While the Keighley camera offers a massive improvement on noise, Imax’s Mississauga engineering crew also built an insulated acoustic housing – known as a “blimp” – that allowed Nolan and van Hoytema to film intimate scenes, such as those between Anne Hathaway’s Penelope and Damon’s Odysseus, which they hadn’t been able to do in previous films.
The blimp-encased Keighley weighs about 180 kilograms and required seven people to lift and carry it on-set; its size meant it was difficult for actors to play off one another and look into the lens. With smaller, more conventional equipment, an actor can be off-screen but press their face against the camera so their scene partner can be looking at them and the lens simultaneously. Since that wasn’t possible with such a large camera, David Keighley worked with Nolan to attach mirrors to the blimp so the actors could see each other’s faces without looking away from the lens.

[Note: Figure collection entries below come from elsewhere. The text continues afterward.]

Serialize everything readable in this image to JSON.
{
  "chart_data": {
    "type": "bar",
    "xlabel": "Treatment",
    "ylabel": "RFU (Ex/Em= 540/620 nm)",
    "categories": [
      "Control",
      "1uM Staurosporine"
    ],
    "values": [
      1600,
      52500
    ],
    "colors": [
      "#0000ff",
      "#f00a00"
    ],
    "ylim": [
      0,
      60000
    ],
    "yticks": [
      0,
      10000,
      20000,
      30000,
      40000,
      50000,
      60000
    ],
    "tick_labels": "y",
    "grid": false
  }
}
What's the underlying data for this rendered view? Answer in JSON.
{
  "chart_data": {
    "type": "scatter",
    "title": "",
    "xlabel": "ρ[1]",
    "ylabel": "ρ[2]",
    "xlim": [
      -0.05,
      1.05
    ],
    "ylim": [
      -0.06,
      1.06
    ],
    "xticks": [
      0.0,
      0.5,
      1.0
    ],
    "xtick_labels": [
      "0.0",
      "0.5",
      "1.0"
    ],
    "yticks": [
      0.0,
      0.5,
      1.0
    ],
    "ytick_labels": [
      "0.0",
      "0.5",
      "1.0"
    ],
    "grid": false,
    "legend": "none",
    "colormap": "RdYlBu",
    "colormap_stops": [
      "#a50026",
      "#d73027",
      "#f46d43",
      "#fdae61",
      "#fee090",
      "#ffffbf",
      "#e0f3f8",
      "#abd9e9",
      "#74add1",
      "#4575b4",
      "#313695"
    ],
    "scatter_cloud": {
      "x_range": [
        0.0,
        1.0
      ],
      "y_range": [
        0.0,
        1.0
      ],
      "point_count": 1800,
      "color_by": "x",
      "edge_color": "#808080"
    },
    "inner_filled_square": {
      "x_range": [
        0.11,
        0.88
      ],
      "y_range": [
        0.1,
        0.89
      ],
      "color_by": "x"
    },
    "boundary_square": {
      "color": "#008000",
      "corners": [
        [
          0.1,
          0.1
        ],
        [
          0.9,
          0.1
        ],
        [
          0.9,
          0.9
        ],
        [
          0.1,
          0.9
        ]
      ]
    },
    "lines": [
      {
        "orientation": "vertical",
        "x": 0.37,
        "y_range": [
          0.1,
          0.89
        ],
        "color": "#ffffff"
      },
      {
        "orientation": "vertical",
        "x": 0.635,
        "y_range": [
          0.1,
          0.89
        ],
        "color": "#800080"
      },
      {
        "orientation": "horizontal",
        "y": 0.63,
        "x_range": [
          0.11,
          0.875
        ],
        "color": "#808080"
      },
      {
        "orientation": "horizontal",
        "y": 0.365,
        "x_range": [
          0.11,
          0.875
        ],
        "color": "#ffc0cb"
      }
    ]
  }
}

“When we met with Hoyte at the end of production, he said that this box was the most essential piece of technology that we had on this movie,” says Constantinou. “That was an insane thing to hear.”
How did the Keighleys nurture Nolan’s passion for Imax technology?
Nolan’s love of Imax film began in much the same way the Keighleys’ did: by watching a documentary on a big, spherical Omnimax screen when he was a teenager. Why, he thought, isn’t Hollywood using this technology? At The Odyssey world première in London, Nolan recounted that he got his chance when he met David Keighley in 2006 at the city’s BFI Imax theatre, where the director “confessed [his] secret desire to shoot Hollywood films on Imax.”
At the time, Nolan was in London filming The Prestige, his Victorian-era supernatural thriller, and preparing for his second Batman film, The Dark Knight. He specifically wanted to know if he could convert Imax’s large-format film reels to 35mm, the size of standard movie-theatre screens.
Keighley lent him an Imax camera to test for a scene in The Prestige, in which star Christian Bale cuts his finger. The conversion worked, and Nolan, with the Keighleys’ help, would go on to make Hollywood history with The Dark Knight, the first blockbuster to be partially shot in Imax.
“[David] very gently and very skilfully brought me along and helped out,” Nolan said at The Odyssey’s world première – hosted at the very same theatre where he met Keighley all those years ago. “He and Patricia, between them and all the other folks at Imax over the years, allowed us to do more and more films this way.”